I’ll have help, hopefully, from another Daddy. The kids will call him “Papa” to avoid confusion — and Papa and I will show up together to our daughter’s softball game and our son’s science fair. My kids won’t think anything of it until some snot-nosed brat at school says, “Your daddies are gay, and so are you!” To which my kid, if I taught him right, will say, “Two daddies can kick the crap out of one daddy and a mommy.” Though maybe by the time I’m a parent, the cultural trend towards homosexual acceptance will have reached the playground. I sincerely hope so. And I hope that when I’m a parent, my husband and I will be legally married, and both of us will be considered legally the parents of our children. I don’t see why we shouldn’t be. Just what about marriage are opponents to gay marriage really trying to defend? Sanctity? To that, I remind you of the blessed union of Liza Minnelli and David Gest. Or the half of American marriages that end in divorce.

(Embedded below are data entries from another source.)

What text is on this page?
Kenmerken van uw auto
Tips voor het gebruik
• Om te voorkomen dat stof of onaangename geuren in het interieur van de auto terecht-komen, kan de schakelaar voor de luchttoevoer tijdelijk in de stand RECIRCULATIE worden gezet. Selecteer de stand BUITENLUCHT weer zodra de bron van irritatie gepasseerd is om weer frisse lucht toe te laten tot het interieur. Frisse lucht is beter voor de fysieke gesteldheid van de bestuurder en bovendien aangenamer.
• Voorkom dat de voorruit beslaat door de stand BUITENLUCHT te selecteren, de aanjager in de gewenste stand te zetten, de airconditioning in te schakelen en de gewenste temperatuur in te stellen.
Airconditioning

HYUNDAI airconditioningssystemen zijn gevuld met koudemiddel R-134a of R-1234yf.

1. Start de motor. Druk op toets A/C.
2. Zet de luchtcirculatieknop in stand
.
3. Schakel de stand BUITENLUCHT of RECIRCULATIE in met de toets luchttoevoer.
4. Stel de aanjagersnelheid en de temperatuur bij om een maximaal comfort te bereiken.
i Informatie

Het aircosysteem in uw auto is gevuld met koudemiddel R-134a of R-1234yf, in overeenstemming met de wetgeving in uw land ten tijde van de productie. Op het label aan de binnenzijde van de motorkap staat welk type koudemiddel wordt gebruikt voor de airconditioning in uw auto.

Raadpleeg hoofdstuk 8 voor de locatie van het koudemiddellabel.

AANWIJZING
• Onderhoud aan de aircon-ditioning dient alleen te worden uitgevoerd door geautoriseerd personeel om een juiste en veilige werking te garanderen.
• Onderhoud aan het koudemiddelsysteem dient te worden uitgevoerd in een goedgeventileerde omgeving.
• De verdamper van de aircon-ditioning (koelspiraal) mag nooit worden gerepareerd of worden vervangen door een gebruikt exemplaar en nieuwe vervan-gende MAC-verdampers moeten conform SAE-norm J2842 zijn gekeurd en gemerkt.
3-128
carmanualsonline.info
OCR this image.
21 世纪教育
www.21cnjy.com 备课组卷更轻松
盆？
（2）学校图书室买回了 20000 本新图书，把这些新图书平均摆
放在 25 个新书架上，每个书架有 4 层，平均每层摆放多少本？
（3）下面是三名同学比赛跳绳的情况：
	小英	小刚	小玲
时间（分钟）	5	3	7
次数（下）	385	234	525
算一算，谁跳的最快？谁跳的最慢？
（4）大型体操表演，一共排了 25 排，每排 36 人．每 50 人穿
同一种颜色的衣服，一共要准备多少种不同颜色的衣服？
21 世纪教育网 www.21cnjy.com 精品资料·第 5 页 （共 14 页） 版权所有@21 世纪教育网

Still, some people feel so strongly about gay marriage, they want a constitutional amendment banning it. Some worry that legalized gay marriage will open the doors up to rampant gay adoption. Soon we’ll be a nation raised by homosexuals! And what’s wrong with that, I wonder. Better than a nation raised by television, or parents who don’t want them.
And I want kids. Always have. Maybe not this second — I’ve got four final papers to write before the semester’s over — but at some point, when my life has mellowed out and I’ve found a Papa. That, and a surrogate to carry our baby if we choose to go that route. Any takers? We will pay you handsomely — in handprint turkeys.
Eric Eagan is being difficult — as usual.